Decanato - Facoltà di scienze informatiche

Data d'inizio: 19 Settembre 2016

Data di fine: 20 Settembre 2016

Speaker: Patrick E. Farrell
  University of Oxford, UK
Date: Monday, September 19, 2016
Place: USI Lugano Campus, room 351, main building (via G. Buffi 13)
Time: 10:30

 

Abstract:

Computing the solution sets of parameter-dependent nonlinear equations is a fundamental task in applied mathematics.  The main algorithm currently used to map out the solution sets of equations as the parameter is varied is the combination of arclength continuation and branch switching, due to Keller in 1977. This algorithm has been enormously successful and is used in every quantitative branch of science and engineering. However, it suffers from several significant disadvantages:

* It demands the solution of expensive subproblems. In particular, it demands the computation of determinants of the Jacobian of the residual to detect the presence of bifurcation points, and the nullspace of the Jacobian at those bifurcation points to switch branches. This limits the scalability of the algorithm and restricts its applicability to crude discretisations of PDEs.

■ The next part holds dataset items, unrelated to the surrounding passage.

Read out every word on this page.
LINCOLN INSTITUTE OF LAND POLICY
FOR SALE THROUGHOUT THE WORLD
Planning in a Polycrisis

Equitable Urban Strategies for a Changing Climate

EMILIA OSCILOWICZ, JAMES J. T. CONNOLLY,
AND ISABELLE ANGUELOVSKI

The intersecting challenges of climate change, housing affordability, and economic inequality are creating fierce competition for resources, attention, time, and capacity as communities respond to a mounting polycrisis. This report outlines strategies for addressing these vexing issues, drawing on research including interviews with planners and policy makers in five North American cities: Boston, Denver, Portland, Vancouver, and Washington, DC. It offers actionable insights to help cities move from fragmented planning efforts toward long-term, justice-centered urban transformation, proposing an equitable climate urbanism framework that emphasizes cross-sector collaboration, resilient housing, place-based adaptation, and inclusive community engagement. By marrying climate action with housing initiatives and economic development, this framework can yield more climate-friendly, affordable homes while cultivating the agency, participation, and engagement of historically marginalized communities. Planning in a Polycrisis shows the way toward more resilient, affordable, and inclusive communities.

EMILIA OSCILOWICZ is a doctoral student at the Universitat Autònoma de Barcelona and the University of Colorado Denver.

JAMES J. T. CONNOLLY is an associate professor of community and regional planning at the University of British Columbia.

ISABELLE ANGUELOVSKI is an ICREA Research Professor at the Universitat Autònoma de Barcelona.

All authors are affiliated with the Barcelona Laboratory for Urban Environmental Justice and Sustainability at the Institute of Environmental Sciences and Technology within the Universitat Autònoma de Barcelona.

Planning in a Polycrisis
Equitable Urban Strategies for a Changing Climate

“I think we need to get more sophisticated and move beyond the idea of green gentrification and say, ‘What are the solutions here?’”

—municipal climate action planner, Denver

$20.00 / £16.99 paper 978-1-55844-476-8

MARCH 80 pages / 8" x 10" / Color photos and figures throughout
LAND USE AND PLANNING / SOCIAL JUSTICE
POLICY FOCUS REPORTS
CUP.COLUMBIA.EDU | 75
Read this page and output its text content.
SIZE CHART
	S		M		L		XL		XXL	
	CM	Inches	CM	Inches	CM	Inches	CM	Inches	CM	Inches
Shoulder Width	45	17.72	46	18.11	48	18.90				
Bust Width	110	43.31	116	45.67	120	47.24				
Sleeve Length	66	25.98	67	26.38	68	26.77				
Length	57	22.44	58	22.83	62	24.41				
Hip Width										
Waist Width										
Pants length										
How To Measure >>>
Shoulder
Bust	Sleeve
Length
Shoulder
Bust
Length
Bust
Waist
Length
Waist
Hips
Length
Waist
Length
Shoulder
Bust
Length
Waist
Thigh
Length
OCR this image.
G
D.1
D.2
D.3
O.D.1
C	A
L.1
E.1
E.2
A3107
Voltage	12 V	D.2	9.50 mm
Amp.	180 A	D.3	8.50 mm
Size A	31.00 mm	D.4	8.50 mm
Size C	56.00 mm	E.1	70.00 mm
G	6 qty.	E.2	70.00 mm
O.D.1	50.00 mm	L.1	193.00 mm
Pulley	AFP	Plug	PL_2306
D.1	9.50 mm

* It cannot compute disconnected bifurcation diagrams: it only attempts to compute that part of the diagram connected to the initial data.  Unfortunately, bifurcation diagrams are generically disconnected.

* In fact, it can also miss connected branches associated with nonsimple bifurcation points (such as when an eigenvalue of even multiplicity crosses the origin).

In recent work we have developed an algorithm, called deflated continuation, that overcomes all three disadvantages. The algorithm only demands the solution of the Jacobian of the underlying problem, and thus scales as far as the available preconditioner. Furthermore, deflated continuation can detect branches without regard to whether or how they are connected to known data.

In this talk, I will present the algorithm and give examples of its power in discovering previously unknown solutions in varied applications such as nematic liquid crystals and Bose--Einstein condensates.

 

Biography:

Patrick Farrell is Postdoctoral Research Fellow at the Mathematical Institute of the University of Oxford.

He studied for his Bachelor's degree in pure mathematics (mainly group theory) at the National University of Ireland, and for his PhD in computational mathematics in the Applied Modelling and Computation Group at Imperial College London. After working as a postdoc there, he won an EPSRC Early Career Research Fellowship (5+3 years) and moved to the Mathematical Institute of the University of Oxford.

He is also adjunct research scientist at the Center for Biomedical Computing, Simula Research Laboratory, Oslo.

His research mostly focusses on numerical analysis, with emphasis on mesh adaptivity, adjoint method for PDE-constrained optimization, HPC software development and, more recently, identification of multiple minima in optimization problems.

In 2015, he won the Wilkinson Prize for Numerical Software, for co-developing dolfin-adjoint, a software for semi-automatic solution of PDE-constrained optimization problems via adjoint method.